Intuition: If observed cross characteristic edge formation is significantly less than what we’d expected under random edge formation, we reject the hypothesis that homophily is not present, and conclude that characteristic $X$ is meaningful for edge formation

Example: high school relationships¶

Recall the graph of romantic relationships between high school students
Question: does this graph exhibit homophily in gender? Why?

Example: Florentines¶

Let’s work through an example of numerically dianosing homophily using the Florentine data
I’ll repeat the data below

df1

node_color = map(x -> x ? "blue" : "red", df1.high_wealth)
gplot(g1, nodelabel=df1.family, nodefillc=node_color)

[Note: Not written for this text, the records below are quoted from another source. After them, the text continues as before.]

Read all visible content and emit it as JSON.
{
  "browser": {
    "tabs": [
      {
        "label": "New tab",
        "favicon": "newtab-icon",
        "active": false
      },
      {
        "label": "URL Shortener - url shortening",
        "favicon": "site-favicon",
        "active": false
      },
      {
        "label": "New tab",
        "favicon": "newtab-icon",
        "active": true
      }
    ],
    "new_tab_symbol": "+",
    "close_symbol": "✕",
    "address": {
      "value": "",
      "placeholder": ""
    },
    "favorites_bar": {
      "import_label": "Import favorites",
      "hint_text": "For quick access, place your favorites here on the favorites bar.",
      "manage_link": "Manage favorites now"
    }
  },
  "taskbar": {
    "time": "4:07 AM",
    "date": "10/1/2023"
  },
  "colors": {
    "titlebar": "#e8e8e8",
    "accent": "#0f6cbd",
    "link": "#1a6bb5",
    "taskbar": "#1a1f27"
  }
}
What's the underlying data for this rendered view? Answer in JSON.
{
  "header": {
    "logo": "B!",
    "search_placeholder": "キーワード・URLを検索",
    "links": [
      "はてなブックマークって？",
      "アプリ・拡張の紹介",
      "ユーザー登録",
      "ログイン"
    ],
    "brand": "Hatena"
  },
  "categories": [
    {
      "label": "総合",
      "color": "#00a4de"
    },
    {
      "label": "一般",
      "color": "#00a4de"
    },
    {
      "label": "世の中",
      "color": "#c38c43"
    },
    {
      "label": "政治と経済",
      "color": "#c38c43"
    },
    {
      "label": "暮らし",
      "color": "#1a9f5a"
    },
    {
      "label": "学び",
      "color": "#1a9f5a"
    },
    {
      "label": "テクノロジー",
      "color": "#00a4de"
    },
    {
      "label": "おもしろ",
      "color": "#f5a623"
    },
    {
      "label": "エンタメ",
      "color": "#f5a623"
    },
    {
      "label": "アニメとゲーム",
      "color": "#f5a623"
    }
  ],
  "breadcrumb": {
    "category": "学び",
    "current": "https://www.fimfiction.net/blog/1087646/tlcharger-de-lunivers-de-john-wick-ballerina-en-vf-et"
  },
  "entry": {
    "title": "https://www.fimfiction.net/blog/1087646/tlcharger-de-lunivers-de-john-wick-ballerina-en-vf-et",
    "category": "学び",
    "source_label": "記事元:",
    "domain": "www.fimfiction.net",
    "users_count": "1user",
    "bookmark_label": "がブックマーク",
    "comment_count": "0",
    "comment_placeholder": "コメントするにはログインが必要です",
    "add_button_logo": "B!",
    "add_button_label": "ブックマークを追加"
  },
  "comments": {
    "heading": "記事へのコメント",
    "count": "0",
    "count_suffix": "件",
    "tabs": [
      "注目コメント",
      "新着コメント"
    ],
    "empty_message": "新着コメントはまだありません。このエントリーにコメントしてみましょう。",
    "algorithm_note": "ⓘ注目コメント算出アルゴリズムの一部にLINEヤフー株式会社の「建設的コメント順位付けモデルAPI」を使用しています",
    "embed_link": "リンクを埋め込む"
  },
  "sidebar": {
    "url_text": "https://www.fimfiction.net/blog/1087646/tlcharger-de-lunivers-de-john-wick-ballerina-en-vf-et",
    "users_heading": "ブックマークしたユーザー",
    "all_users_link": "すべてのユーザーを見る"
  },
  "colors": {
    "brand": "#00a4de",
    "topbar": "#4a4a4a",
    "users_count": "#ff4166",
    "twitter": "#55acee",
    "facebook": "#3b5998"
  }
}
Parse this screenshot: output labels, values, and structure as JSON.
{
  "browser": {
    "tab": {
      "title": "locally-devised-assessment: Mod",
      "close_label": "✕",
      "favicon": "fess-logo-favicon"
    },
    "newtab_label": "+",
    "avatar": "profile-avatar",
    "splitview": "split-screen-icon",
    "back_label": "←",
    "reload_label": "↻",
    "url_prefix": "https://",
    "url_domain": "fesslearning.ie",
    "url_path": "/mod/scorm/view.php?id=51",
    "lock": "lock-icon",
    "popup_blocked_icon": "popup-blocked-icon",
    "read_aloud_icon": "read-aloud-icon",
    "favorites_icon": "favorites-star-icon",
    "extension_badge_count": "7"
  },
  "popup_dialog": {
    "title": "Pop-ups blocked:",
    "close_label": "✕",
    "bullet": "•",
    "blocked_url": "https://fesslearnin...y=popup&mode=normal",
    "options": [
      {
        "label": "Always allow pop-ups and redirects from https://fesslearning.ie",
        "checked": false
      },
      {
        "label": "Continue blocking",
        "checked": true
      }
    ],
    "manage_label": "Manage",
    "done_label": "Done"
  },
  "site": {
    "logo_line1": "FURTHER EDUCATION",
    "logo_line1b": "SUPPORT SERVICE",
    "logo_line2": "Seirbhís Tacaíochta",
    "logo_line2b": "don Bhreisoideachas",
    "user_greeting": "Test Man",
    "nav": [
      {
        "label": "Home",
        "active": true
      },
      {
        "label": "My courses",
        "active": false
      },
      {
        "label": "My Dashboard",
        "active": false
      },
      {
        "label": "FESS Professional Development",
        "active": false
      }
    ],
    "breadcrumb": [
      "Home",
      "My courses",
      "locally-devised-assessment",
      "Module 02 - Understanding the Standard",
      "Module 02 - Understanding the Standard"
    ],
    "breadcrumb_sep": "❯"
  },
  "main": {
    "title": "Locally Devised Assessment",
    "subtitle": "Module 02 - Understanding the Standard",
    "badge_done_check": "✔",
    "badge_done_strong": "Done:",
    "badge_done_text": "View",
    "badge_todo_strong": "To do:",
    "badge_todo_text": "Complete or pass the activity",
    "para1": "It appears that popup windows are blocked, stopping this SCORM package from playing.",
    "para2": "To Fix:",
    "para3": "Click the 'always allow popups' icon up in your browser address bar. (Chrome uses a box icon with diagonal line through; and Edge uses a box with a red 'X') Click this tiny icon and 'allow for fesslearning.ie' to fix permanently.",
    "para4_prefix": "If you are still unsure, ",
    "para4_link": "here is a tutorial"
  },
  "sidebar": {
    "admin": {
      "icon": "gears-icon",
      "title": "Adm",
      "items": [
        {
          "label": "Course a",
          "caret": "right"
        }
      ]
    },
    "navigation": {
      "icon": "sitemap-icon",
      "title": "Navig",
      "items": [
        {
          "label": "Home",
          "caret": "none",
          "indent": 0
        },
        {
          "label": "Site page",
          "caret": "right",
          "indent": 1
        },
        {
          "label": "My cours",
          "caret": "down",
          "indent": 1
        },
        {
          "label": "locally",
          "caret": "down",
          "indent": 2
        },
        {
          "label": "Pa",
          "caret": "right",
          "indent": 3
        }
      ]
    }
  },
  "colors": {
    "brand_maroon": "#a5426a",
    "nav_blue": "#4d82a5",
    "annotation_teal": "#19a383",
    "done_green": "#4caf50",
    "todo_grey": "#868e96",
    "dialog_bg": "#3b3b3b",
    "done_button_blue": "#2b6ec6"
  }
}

Step 1: Counting frequencies¶

First we need to count frequencies for all our characteristics
We’ll do that here

using DataStructures

function count_frequencies(vals)
    counts = DataStructures.counter(vals)
    total = length(vals)
    Dict(c => v / total for (c, v) in pairs(counts))
end

count_frequencies (generic function with 1 method)

count_frequencies(df1.high_wealth)

Dict{Bool, Float64} with 2 entries:
  0 => 0.6
  1 => 0.4

Dict(
    n => count_frequencies(df1[!, n])
    for n in names(df1)[4:end]
)

Dict{String, Dict{Bool, Float64}} with 2 entries:
  "high_wealth" => Dict(0=>0.533333, 1=>0.466667)
  "high_power"  => Dict(0=>0.666667, 1=>0.333333)

Step 2: Counting Edges¶

Next we need to count the number of edges of each type
This step is a bit tricker as it will require that we access both data from the Graph and the DataFrame
To not spoil the fun, we’ll leave this code as an exercise on the homework
For now we’ll look at things “by hand”

Let’s consider high_wealth and test if marriages where influenced by mutual wealth
Data: We have 7 high wealth families in the dataset
Counting edge types for high_wealth vs non high_wealth:
- high-high edges: 6
- low-low edges: 3
- Cross edges (high to low): 11
Total: 11 + 6 + 3 = 20 edges ✓
The ratio of cross edges is 11/20 = 0.55
The ratio of nodes that are high is 7/15 = 0.46 ( $p_x$ )

gplot(g1, nodelabel=df1.family)

E = ne(g1)
Exy = 11  # cross edges
n_high = 7
N = nv(g1)
px = n_high / N

# test
2 * px * (1-px), Exy/E

(0.49777777777777776, 0.55)

Here we have that the actual proportion of cross edges (0.55) is slightly higher than what we’d expect under random formation (0.5)
This suggests a very mild instance of inverse homophily (opposites attract), though the difference is quite small
This does make some sense, as anecdotally we have heard tales of parents desiring their daughters to marry into a wealthy family

Exercise¶

Repeat the counting exercise, but for the high_power characteristic
What do you find? Do you see homophily in this characteristic?